Water dissociation is a natural process where water (H₂O) splits into hydrogen ions (H⁺) and hydroxide ions (OH⁻). Even without any added solute, pure water undergoes this ionization, albeit at very low concentrations.
At 25°C, these concentrations are both \(10^{-7} \text{ M}\). Therefore, in any aqueous solution, even without additional substances, there will always be OH⁻ and H⁺ ions present due to this dissociation.
In the context of the provided NaOH solution, the water itself provides its own OH⁻ ions, adding to the concentration coming from the sodium hydroxide. Since \(10^{-7} \text{ M}\) is a larger concentration than the \(10^{-10} \text{ M}\) from NaOH, water's contribution becomes the dominant factor in the total OH⁻ concentration.

The \(\text{pOH}\) is a measure of the hydroxide ion concentration in a solution, calculated as the negative logarithm of the OH⁻ concentration. To find the pOH in our NaOH solution, it is crucial to first have the total OH⁻ concentration in mind.
Once the primary OH⁻ source concentrations—including those from water and NaOH—are summed up, you proceed by calculating the pOH. For our example, the \(\text{pOH}\) is given by \(-\log{[\text{OH}^-]}\).
Because water supplies more significant OH⁻ with \(10^{-7} \text{ M}\) compared to NaOH, the calculation simplifies to \(-\log{10^{-7}} = 7\). The pOH provides insight into the basicity of a solution, being inversely related to the hydroxide ion concentration.

Sodium hydroxide (\(\text{NaOH}\)) is known as a strong base because it dissociates completely in water, meaning each NaOH unit releases a hydroxide ion (OH⁻) into the solution. Surpassed only by very concentrated acids, NaOH solutions can be hazardous and must be handled with care but are widely used in chemistry labs to demonstrate basic solutions.

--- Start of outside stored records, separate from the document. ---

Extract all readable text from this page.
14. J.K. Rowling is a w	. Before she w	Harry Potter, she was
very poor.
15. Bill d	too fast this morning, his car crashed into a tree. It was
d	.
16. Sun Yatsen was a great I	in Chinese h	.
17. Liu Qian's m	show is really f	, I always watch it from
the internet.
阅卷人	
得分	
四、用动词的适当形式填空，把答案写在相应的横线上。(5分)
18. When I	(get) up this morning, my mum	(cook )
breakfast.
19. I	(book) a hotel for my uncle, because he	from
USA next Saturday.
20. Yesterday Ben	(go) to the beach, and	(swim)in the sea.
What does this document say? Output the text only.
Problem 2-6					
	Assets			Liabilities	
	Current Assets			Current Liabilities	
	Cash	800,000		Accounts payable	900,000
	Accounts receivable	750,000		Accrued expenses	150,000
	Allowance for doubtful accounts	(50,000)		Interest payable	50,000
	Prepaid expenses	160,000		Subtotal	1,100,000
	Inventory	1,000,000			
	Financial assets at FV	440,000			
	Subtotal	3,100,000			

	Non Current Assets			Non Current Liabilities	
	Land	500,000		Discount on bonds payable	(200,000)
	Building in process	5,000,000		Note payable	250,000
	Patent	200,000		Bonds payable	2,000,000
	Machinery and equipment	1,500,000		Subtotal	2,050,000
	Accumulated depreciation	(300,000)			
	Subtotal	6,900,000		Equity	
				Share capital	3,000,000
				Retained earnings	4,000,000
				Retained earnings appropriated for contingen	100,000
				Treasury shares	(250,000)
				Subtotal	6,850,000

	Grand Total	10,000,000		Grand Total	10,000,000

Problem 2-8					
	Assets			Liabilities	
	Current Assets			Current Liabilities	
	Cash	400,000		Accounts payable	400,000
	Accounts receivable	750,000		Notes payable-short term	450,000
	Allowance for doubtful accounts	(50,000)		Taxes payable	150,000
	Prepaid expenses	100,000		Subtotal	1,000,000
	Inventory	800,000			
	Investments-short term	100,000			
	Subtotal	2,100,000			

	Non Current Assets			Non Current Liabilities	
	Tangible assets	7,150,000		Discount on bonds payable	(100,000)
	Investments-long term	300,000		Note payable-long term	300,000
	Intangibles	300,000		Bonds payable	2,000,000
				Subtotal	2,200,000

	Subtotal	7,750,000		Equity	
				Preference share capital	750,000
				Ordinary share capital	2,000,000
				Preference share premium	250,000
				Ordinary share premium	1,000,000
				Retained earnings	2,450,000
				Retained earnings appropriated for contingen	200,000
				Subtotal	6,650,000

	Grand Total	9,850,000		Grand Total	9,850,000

Even when at mid to low molarities, NaOH solutions affect the pH of the water they are dissolved in, elevating it above neutral. Despite its complete dissociation tendencies, in our given problem, the particularly low concentration (\(10^{-10} \text{ M}\)) results majorly in contribution to the basic environment coming naturally from water (
not from the NaOH itself). It is a fascinating showcase of how even a strong base can sometimes not significantly affect pH due to concentration conditions.